I believe there is similar magical thinking in testing, where the appearance of good testing is strong, but the results are not. I’ll try a few examples.

Cargo cult automation

 A common statement is something like this:
“We can improve system quality with automated tests.”
There are many problems with this statement. First of all, we’re probably not employing Weinberg-style whole systems thinking and talking about automated document reviews to make the requirements and design documents better. By “system quality”, we’re using a much narrower definition which for all practical purposes equals code.
“We can improve program code with automated tests.” 
is therefore a much more correct statement. But what about the word “automated”? Don’t we just mean programmed? Our statement now becomes:
“We can improve program code with programmed tests.”
Which just means
“We can improve program code by writing more code.”
And we’re not going to waste our programmers time on testing, are we? No. So we’re really saying:
“We can improve our code by having non-programmers write more code.”
Somehow, I feel that the initial line is more convincing than the last one, while the last one is far more like what we are actually doing. This does not mean that automation is not useful, only that you need to get all the things right for it to work and not only the appearance of it all. For instance, it can be useful to figure out why you automate. Is it to repeat tests you’ve already done, or because you’re using the computers ability to do many things fast and repetitively? These are fundamentally different purposes.

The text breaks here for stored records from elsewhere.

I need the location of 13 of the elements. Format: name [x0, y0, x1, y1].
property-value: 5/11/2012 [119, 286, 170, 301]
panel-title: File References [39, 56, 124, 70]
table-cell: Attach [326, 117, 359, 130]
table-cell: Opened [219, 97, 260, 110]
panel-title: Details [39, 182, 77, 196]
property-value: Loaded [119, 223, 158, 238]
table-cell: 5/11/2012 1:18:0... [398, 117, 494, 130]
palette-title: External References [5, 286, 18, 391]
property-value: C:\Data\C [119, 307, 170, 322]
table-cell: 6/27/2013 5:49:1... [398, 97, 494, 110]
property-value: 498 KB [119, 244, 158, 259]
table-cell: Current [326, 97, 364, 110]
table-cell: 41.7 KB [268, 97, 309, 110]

Another thing is precision, accuracy and frequency. Unit tests typically have high precision in that they point at one line that is returning a wrong result. They also have high accuracy in that (at least if we’re using TDD) they usually point at something that is actually undesirable. Since they are written and used during periods of development, they are run with high frequency, usually on every build which is probably several times a day.
On the other extreme, we have full system tests. Such tests typically have fairly low precision; they would typically point to a large block of code that is not doing what we expected and much investigation is necessary before we can find out what is actually wrong. They also have low accuracy in that we usually don’t know if the problem is in the test, the test framework, the test data, or if the test fails because of a change that we actually want and the test is just out of sync with the system.
Then there is cost.
Those of you who learned to program in the seventies or early eighties, you may remember an idea called literate programming. This was introduced by Donald Knuth who is one of the great minds of computer science. The basic idea is that you write comments in a natural language, explaining what you are doing, why you are doing it, what alternatives you have considered and discarded and why. Then you add a few lines of compilable code that does what you have described and go on to explaining the next bit. This was a fantastic idea because it forced the programmer to think before coding which, in my personal opinion, is something that should be considered more often.
Sadly it was discarded because all the thinking and writing took time away from coding. Even though programmers who did take the time were more productive than the ones who did not.
TDD and unit tests have much the same effects in that by writing the test first, the programmer is forced to think explicitly through what he wants a function to do before writing the actual code.
Therefore automated tests on the unit level have negative cost.
Automating a complex, system-level test that has previously been performed by a thinking person does not have negative cost.